Autogenerated Fragmentation Code Strategy for STR2: RINs 03126 and 06706 are correct.

=>s (M414(P)G041(P)G052(P)G310(P)G720(P)M531)/M0,M2,M3,M4 \>_line1

=>s _line1(P)(M541(P)M610(P)M510(P)M520)/M0,M2,M3,M4 \>_line2

=>s _line2(P)(M280(P)M320)/M0,M2,M3,M4 \>_line3

=>s _line3(P)(03126(P)06706)/RIN \>_line4

=>s _line4(P)(G031(P)G039)/M0,M2,M3,M4 \>_line5

=>s (_line1(P)M900/M0) OR (_line2(P)M901/M2,M3,M4) OR (_line4(P)M902/M2,M3,M4) OR _line5\>_line6

=>s _line6(NOTP)(H1 OR H2 OR H3 OR H4 OR H5 OR H6 OR H7 OR H8 OR H9 OR J0 OR J1 OR J2 OR J3 OR J4 OR J5 OR J9 OR K0 OR M1)/M2,M3,M4 \>_line7

Autogenerated Fragmentation Code Strategy for STR3: RINs 03126 and 06706 are correct.

=>s (M415(P)G052(P)G720(P)G799)/M0,M2,M3,M4 \>_line1

=>s _line1(P)(M542(P)M610(P)M510(P)M520(P)M530)/M0,M2,M3,M4 \>_line2

=>s _line2(P)(M280(P)M320)/M0,M2,M3,M4 \>_line3

=>s _line3(P)(03126(P)06706)/RIN \>_line4

=>s _line4(P)(G031(P)G039)/M0,M2,M3,M4 \>_line5

=>s (_line1(P)M900/M0) OR (_line2(P)M901/M2,M3,M4) OR (_line4(P)M902/M2,M3,M4) OR _line5\>_line6

=>s _line6(NOTP)(H1 OR H2 OR H3 OR H4 OR H5 OR H6 OR H7 OR H8 OR H9 OR J0 OR J1 OR J2 OR J3 OR J4 OR J5 OR J9 OR K0 OR M1)/M2,M3,M4 \>_line7

Note: STN Express strategy for STR2 and STR3 is incomplete as RIN code 03126 is missing. However, the omission of 03126 will probably have no effect on the retrieval (or at worst a marginal effect) since RIN 06706 relates to a spiro system linking 2 fluorene ring systems together. This means that when RIN 06706 is present along with G720, it implies that the ring system it applies to is a hydrogenated fluorine.
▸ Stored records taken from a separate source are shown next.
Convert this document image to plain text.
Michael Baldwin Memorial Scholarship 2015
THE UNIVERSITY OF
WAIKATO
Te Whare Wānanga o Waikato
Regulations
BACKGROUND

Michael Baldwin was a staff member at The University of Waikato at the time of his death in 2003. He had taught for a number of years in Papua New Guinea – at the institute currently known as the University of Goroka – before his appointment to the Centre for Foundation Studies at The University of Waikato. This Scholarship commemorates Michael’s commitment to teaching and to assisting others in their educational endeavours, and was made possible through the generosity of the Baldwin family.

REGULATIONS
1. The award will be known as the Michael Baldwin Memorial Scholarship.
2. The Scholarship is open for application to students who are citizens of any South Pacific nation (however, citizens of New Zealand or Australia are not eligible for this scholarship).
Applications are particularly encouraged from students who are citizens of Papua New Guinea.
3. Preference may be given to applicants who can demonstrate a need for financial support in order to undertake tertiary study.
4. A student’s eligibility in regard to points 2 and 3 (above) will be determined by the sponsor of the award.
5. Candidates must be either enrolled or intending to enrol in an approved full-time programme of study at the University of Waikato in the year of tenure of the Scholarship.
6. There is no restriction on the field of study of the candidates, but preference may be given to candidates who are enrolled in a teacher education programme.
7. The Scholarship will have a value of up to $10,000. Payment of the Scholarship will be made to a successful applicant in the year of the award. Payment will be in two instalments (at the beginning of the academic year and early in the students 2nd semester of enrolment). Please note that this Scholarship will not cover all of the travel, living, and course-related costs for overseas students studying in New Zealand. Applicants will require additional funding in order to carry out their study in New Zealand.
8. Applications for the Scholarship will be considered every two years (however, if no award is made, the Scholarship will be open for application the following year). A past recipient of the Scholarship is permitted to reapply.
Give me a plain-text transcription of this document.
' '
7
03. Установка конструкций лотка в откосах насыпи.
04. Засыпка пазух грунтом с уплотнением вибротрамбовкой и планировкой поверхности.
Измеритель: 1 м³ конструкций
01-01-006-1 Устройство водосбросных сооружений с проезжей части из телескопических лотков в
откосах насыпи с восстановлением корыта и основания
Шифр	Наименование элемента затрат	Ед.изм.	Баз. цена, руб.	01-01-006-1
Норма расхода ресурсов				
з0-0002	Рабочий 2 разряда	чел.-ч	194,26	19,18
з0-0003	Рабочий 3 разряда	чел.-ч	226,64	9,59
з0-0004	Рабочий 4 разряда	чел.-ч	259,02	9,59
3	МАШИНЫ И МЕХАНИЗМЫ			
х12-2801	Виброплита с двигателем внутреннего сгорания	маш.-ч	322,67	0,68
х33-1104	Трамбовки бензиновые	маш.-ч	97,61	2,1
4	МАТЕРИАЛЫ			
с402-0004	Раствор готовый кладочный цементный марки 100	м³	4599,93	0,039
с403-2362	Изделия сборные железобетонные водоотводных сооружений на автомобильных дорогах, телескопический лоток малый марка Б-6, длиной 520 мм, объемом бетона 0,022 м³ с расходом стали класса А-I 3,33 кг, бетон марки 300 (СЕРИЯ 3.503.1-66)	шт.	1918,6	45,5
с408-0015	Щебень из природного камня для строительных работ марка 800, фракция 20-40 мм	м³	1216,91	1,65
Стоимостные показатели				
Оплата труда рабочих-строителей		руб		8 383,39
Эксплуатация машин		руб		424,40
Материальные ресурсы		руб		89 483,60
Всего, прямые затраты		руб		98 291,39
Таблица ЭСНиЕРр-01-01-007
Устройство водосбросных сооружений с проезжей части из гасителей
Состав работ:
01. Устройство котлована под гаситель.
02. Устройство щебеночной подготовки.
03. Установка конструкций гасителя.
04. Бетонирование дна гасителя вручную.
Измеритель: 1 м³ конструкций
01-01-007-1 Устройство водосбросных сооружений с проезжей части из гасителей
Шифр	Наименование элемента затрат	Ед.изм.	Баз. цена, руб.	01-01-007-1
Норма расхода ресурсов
Missing J-Codes for Certain Types of Fused Heterocycles Leading to Loss of Precision

Rule: “If the atom bonded to the functional group is a non-angular C atom in a bridged ring system, and if the C atom could be seen as being a member of different sized rings, the smallest ring size is chosen, even if it is of lower priority than the larger ring.”

In the example below for STR1, the non-angular C atom that is substituted by a functional group (Oxo) is part of two, 6-membered rings (the bridged all carbon and nitrogen containing rings). For STR2, the bridged all-carbon ring is 5-membered, and the nitrogen-containing heterocyclic ring is 6-membered. According to the rule, the system should generated J521 for STR1 and J561 for STR2.


Issue: For fused heterocycles of the chemotype of STR2, the respective J-code is missing in the fragmentation code strategy. For the example above, STNext fails to generate code J561 for STR2. The issue affects structures with a non-angular C atom substituted by oxo (J561 is missing) or thio (J596 is missing); the corresponding imino chemotype is not affected. Furthermore, it affects not only nitrogen heterocycles, but also heterocycles containing other heteroatoms. The consequence of this issue is loss of precision resulting in a larger answer set. For the example above, STR2 leads to 40 hits in WPIX with the automatically generated fragmentation code strategy (lacking J561), whereas the corrected strategy (including J561) leads to 7 hits.

Workaround: Add the respective J-codes for the affected chemotypes to enhance precision.